First, Defendants request that the Court strike paragraphs 8 and 53--82, which they argue "have no relationship to the complaint's antitrust claims," (UHW Mot. to Strike 2, ECF No. 21), and characterize as "superfluous historical allegations" properly subject to a motion to strike, (id. at 3). Prime Healthcare counters that these allegations support the claim that Union Defendants have "a deliberate market domination plan in place, [are] pursuing that plan, and [have] repeatedly obtained unlawful agreements with complicit employers," which demonstrates Union Defendants' "purpose, motive, and consistent and long-standing pattern of conduct." (Resp. to UHW MTD & Mot. to Strike 23, ECF No. 33) The Court, in its discretion, finds it appropriate to strike only the following "background" paragraphs from the complaint: Paragraphs 60--82. The stricken paragraphs deal with Union Defendants' purported illegal agreements in other industries, such as in the janitorial services industry, the security guard industry, and the home health care and child care services industry.

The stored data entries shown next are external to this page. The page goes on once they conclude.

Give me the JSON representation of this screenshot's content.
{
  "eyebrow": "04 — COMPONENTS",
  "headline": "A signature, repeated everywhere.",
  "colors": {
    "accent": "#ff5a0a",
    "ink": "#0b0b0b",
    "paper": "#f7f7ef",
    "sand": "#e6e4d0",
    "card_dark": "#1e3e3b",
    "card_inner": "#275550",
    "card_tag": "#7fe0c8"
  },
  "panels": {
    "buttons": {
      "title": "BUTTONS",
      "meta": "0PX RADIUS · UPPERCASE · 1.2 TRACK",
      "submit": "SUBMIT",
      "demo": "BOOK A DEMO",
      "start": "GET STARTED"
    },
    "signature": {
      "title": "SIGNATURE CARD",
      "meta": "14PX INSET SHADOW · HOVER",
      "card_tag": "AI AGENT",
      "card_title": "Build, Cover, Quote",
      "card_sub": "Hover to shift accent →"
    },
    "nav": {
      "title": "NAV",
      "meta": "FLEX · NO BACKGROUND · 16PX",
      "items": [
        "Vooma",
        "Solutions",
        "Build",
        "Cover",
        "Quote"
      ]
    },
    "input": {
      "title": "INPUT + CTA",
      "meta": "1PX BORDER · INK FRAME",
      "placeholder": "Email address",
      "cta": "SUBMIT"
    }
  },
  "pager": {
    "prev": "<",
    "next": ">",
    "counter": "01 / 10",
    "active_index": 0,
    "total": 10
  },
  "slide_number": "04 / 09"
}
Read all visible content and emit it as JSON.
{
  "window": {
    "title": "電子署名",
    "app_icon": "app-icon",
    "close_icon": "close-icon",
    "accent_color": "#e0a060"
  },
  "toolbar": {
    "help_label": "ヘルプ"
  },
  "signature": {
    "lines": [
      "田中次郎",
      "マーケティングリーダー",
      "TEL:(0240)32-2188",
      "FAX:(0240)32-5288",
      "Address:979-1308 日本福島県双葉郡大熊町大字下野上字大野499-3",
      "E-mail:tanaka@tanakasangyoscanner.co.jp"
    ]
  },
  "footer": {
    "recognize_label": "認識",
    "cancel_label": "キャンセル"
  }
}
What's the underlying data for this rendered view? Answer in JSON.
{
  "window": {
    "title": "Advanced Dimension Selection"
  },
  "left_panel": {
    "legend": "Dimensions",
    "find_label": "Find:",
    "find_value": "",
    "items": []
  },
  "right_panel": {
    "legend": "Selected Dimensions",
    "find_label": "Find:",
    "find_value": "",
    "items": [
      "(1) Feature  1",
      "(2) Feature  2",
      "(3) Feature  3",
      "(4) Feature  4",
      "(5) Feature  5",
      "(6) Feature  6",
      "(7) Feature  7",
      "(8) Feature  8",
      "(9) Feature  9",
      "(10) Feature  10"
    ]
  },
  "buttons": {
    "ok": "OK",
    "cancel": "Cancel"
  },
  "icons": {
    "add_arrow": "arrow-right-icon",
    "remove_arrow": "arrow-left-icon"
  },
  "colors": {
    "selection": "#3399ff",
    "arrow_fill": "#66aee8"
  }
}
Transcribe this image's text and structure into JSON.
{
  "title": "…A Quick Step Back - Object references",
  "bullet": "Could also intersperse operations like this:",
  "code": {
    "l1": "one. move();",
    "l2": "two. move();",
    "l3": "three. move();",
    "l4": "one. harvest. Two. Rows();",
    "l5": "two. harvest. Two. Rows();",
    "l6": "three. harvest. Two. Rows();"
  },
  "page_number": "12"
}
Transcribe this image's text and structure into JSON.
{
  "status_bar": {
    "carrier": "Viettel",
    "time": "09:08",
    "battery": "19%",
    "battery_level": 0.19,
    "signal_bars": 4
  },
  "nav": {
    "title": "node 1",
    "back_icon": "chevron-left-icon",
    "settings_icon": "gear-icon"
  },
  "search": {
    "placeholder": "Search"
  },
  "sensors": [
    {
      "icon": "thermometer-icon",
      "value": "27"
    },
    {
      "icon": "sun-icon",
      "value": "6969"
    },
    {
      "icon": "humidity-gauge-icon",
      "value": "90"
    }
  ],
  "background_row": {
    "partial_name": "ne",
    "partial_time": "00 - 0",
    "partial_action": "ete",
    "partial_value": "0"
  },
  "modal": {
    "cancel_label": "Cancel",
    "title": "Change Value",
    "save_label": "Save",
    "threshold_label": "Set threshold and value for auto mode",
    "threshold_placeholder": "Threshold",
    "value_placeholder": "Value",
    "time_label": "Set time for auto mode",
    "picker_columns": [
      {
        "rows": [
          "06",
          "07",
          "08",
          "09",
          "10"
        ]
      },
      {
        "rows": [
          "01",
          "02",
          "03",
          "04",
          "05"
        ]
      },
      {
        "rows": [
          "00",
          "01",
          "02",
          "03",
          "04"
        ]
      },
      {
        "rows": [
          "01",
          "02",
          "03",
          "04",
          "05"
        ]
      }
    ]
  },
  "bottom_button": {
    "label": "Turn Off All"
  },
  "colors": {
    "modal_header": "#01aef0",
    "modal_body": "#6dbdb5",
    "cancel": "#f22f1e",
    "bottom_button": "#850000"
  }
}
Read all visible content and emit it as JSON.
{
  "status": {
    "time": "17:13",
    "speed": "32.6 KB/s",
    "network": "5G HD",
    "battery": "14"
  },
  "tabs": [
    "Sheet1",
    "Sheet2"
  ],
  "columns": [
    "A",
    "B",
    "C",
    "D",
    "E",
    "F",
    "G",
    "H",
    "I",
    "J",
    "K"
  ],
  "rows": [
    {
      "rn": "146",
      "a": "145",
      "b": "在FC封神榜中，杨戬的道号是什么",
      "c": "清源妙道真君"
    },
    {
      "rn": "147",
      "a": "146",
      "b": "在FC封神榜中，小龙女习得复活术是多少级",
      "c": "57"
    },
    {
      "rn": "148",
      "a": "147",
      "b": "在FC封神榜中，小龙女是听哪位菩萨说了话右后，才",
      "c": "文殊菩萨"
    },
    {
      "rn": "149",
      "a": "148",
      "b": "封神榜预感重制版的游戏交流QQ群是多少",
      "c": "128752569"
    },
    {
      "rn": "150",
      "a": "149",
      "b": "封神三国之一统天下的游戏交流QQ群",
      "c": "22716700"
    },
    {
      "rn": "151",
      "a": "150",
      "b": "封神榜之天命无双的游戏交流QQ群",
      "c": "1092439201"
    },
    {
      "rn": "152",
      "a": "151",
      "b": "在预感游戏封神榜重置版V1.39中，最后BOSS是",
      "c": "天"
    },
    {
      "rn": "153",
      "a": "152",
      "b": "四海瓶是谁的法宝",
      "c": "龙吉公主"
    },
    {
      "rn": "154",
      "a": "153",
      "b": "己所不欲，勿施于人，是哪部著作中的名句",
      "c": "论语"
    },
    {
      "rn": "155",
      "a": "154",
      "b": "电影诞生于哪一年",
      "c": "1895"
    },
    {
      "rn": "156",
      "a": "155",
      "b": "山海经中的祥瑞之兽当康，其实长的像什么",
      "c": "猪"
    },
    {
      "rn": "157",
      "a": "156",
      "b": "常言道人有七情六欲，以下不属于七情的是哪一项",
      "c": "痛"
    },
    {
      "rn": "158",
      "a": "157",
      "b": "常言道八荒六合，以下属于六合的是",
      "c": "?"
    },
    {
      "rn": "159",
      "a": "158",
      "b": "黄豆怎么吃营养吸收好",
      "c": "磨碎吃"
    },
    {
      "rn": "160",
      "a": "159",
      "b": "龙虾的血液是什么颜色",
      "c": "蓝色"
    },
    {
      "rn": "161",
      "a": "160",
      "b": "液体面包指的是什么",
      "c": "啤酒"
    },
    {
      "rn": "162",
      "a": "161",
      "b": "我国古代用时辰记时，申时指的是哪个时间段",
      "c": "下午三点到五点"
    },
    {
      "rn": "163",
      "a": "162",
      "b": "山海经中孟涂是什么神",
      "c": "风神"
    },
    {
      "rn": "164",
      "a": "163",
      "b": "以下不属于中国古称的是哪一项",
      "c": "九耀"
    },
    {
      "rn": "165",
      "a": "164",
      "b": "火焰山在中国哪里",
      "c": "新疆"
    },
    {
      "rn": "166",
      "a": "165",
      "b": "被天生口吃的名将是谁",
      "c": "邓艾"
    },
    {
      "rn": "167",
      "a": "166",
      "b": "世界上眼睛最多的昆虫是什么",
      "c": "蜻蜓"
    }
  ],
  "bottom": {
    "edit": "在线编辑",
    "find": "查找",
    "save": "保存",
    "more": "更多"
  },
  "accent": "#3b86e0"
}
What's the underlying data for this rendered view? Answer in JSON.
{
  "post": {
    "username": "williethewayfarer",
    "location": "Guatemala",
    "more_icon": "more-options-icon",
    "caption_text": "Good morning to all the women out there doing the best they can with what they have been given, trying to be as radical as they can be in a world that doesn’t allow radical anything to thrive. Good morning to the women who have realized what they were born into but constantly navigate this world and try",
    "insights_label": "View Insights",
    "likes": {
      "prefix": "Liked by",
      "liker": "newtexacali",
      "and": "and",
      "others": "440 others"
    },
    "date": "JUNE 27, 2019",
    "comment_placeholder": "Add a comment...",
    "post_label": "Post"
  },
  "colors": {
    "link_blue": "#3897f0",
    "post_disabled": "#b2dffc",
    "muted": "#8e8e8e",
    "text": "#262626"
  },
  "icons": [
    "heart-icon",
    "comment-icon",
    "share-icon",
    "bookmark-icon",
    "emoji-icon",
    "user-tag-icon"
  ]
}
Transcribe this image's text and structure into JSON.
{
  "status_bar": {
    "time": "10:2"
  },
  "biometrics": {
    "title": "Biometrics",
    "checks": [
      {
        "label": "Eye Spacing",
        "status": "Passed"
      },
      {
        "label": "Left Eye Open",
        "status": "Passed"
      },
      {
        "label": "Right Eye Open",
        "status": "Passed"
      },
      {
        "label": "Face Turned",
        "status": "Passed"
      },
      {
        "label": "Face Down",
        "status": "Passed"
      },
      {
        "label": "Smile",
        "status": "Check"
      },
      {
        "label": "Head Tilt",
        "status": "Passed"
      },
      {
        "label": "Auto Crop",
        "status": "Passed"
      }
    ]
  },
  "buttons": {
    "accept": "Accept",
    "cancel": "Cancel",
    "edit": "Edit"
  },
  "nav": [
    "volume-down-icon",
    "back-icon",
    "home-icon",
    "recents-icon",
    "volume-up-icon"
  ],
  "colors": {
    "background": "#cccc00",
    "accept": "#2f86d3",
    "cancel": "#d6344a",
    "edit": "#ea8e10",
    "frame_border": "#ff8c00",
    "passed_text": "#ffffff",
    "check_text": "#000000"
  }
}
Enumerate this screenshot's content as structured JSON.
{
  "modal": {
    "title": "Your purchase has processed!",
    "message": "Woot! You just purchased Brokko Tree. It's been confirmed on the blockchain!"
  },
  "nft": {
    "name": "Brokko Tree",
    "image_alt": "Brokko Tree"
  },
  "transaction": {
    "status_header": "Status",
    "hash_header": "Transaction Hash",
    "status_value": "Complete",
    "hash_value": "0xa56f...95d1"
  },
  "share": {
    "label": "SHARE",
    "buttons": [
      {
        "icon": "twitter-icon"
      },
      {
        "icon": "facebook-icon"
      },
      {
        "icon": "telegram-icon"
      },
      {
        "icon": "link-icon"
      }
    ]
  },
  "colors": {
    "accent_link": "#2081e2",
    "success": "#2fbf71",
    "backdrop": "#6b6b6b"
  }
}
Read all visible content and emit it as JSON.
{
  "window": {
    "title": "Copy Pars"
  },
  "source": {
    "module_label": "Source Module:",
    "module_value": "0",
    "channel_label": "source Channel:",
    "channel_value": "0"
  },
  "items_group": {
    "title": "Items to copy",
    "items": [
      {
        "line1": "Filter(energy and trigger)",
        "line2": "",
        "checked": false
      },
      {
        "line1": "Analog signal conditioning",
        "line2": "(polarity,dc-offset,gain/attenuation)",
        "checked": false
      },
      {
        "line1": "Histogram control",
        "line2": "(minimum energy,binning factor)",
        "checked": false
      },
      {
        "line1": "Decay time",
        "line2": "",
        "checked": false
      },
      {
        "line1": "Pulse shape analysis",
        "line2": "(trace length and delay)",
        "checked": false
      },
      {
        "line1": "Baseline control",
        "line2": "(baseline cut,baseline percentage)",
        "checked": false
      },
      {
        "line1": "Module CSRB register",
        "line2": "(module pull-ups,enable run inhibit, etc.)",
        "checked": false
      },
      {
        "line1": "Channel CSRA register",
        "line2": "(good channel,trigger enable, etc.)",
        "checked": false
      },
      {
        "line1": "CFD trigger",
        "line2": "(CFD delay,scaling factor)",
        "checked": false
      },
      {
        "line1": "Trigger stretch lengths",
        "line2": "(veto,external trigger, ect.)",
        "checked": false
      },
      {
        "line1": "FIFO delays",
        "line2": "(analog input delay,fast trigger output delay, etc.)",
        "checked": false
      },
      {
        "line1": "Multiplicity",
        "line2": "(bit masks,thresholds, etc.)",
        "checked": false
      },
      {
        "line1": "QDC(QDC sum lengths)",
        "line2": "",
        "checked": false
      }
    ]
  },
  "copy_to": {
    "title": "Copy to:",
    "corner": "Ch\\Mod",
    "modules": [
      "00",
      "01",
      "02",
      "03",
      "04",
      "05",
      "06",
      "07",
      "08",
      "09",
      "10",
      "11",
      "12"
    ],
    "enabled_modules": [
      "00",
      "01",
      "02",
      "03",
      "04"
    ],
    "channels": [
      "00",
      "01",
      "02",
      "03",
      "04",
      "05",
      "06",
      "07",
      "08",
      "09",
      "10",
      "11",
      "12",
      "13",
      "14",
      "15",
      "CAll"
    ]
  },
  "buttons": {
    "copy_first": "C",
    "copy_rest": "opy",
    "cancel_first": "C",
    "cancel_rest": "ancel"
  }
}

These paragraphs cross the line from constituting mere background allegations to encompassing legal conclusions risking significant expansion of the necessary discovery in this matter, as well as complicating the litigation by requiring resolution of several cases within a case.

Second, Defendants seek to have paragraphs 68--70, 80, 127--28, and 185 and Exhibit G stricken because these allegations pertain to "litigation and administrative matters that are wholly unrelated to the issues and claims in this action." (UHW Mot. to Strike 5, ECF No. 21) Because the Court has already stricken 68--70 and 80, it focuses on 127--28 and 185 and Exhibit G now. The Court declines to strike paragraphs 127 and 128; prior findings of "collusion between Kaiser and SEIU," (Compl. ¶ 128, ECF No. 1), even if unrelated to the instant action, are relevant to whether Defendants illegally conspired as alleged in the complaint. Likewise, the Court finds the allegations of prior enforcement matters against Kaiser Defendants, for which Union Defendants have allegedly remained conspicuously silent, potentially relevant to this action and accordingly declines to strike paragraph 185 or Exhibit G. Platte Anchor Bolt, 352 F. Supp. 2d at 1057.


For the reasons stated above, the Court GRANTS Kaiser Defendants' motion to dismiss (ECF No. 17) and DISMISSES the complaint in its entirety WITHOUT PREJUDICE. The remaining motions to dismiss (ECF Nos. 20, 22) are DENIED AS MOOT. UHW's motion to strike is GRANTED IN PART AND DENIED IN PART: Paragraphs 60--82 are Ordered stricken from the complaint.

If Prime Healthcare wishes, it SHALL FILE an amended complaint within twenty-one days of the date this Order is electronically docketed. Failure to file an amended complaint by this date may result in dismissal with prejudice.